As we near the end of the album, we reach the best song (and my all-time favorite record) of the entire album, “Rose in Harlem.” The tone is already set with the production. Evan Mast, BoogzDaBeast, and Mike Dean truly outdid themselves here. Kanye sampled The Stylistics’ “Because I Love You, Girl”, and I am so grateful for it. The beat is outstanding, and then, add Teyana and this is a downright hit. Teyana gives listeners a little rapping side, as she spits some truly relevant bars that they will pick up as soon as they play the song. She gets right to business singing, “Been through more than a lil’ bit / But I ain’t callin’ no names out / No, no free promotion.” Teyana targets various elements in the song. She speaks on overcoming the issues within her hometown, haters, and backstabbers who pretended to love her but really never had her best interest in heart. While this version we hear on the album is noticeably different than the snippet Tey released on Twitter, the song is still just so good. Her voice is so great and the message stands out more than anything. Yet again, we see the storytelling element arise. She sings from her heart about how all the bad that tried to take her out made her stronger.

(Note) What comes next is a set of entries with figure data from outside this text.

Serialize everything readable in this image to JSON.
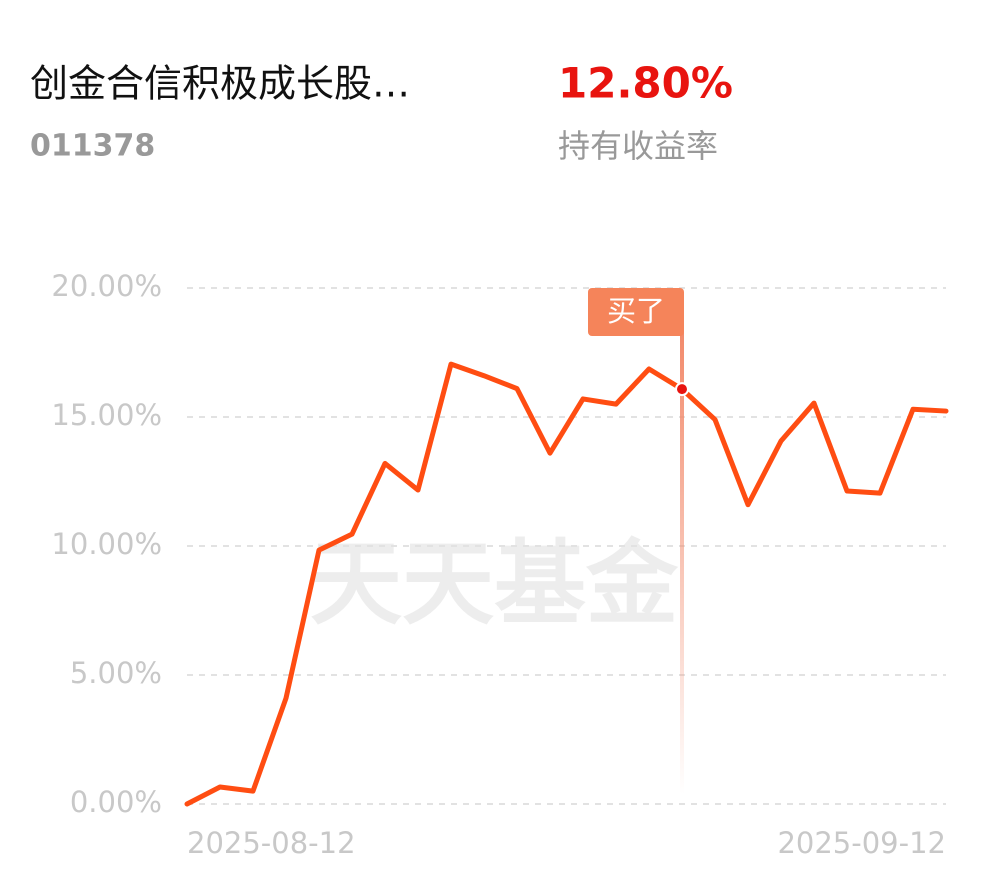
{
  "header": {
    "fund_name": "创金合信积极成长股…",
    "fund_code": "011378",
    "holding_return": "12.80%",
    "holding_return_label": "持有收益率"
  },
  "chart_data": {
    "type": "line",
    "watermark": "天天基金",
    "categories": [
      "2025-08-12",
      null,
      null,
      null,
      null,
      null,
      null,
      null,
      null,
      null,
      null,
      null,
      null,
      null,
      null,
      null,
      null,
      null,
      null,
      null,
      null,
      null,
      null,
      "2025-09-12"
    ],
    "series": [
      {
        "color": "#ff4d12",
        "values": [
          0,
          0.66,
          0.5,
          4.1,
          9.84,
          10.46,
          13.2,
          12.17,
          17.05,
          16.6,
          16.1,
          13.6,
          15.7,
          15.5,
          16.86,
          16.08,
          14.9,
          11.6,
          14.07,
          15.54,
          12.13,
          12.05,
          15.3,
          15.23
        ]
      }
    ],
    "ylim": [
      0,
      20
    ],
    "yticks": [
      {
        "value": 0,
        "label": "0.00%"
      },
      {
        "value": 5,
        "label": "5.00%"
      },
      {
        "value": 10,
        "label": "10.00%"
      },
      {
        "value": 15,
        "label": "15.00%"
      },
      {
        "value": 20,
        "label": "20.00%"
      }
    ],
    "grid": true,
    "annotations": [
      {
        "text": "买了",
        "at": 15
      }
    ]
  }
}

The next record, “Never Would Have Made It”, covers gospel singer Marvin Sapp’s “Never Would Have Made It.” Teyana bellows about this person who she says is the “highlight of her life” and reason for her triumph. The song is very heartwarming and motivational. Teyana sings from her heart and even adds her daughter Junie at the end of the song. Her voice although powerful is extremely raw and the energy can be felt as she screams, “Never would have made it without you.” Through her lyrics, Teyana reflects on the people and things that have changed her life such as family, marriage, motherhood, etc. The song is very open and vulnerable. The album’s final song, “WTP,” features Mykki Blanco, and is a vogue-worthy track. It samples Ellis D’s “Work This Pu**y” and finds Teyana singing to her lover and basically telling him to do what the song says the entire time. It is definitely one of those fashion model walk songs. It is very upbeat and energetic.

Overall, there are several problems I had with K.T.S.E. 1. Instead of the project being a cohesive unit that tells a story through each song, it comes off like eight random tracks that were thrown together. Honestly, how does one immediately go from “Never Would Have Made It,” a completely beautiful, inspirational song, to “WTP?” 2. The sequencing was lacking, transitions were needed, and the flow of the album is really all over the place. 3. The production, although good, did not really cater to the artist that Teyana is. Some songs did not match the production and it was just confusing. 4. The promotion and rollout for this album was blatantly disrespectful. Everything seemed half-done. Not only did the album not release on the said date, but then we find out that it was really never completed and will not be updated (until further notice). Lastly, 5. there is no overall theme of this project. As a fan of Teyana and her debut album, going from that amazing body of work to this album was disappointing.

The album was not what I expected. I wanted more of what “Gonna Love Me,” “Issues/Hold On,” and “Rose In Harlem” exhibited. Those are the best three songs on the album. Teyana remained true to her sound and artistry in each of those. I actually do not feel that any of the other songs on the album are bad or awful. It is simply that they are rather random. They lack cohesion. As a complete body of work, they do not work. It really could have been a great release. She has all the proper momentum and attention necessary for the project. She’s a great artist and her vocals are actually great. Eight songs were just not enough for Teyana. She needed that 12-14 song limit to further reveal her talents to the world. Hopefully the unheard songs that Tey places in her visuals will be good. As far as the album, besides those tracks the album itself just was not impressive as it should have been.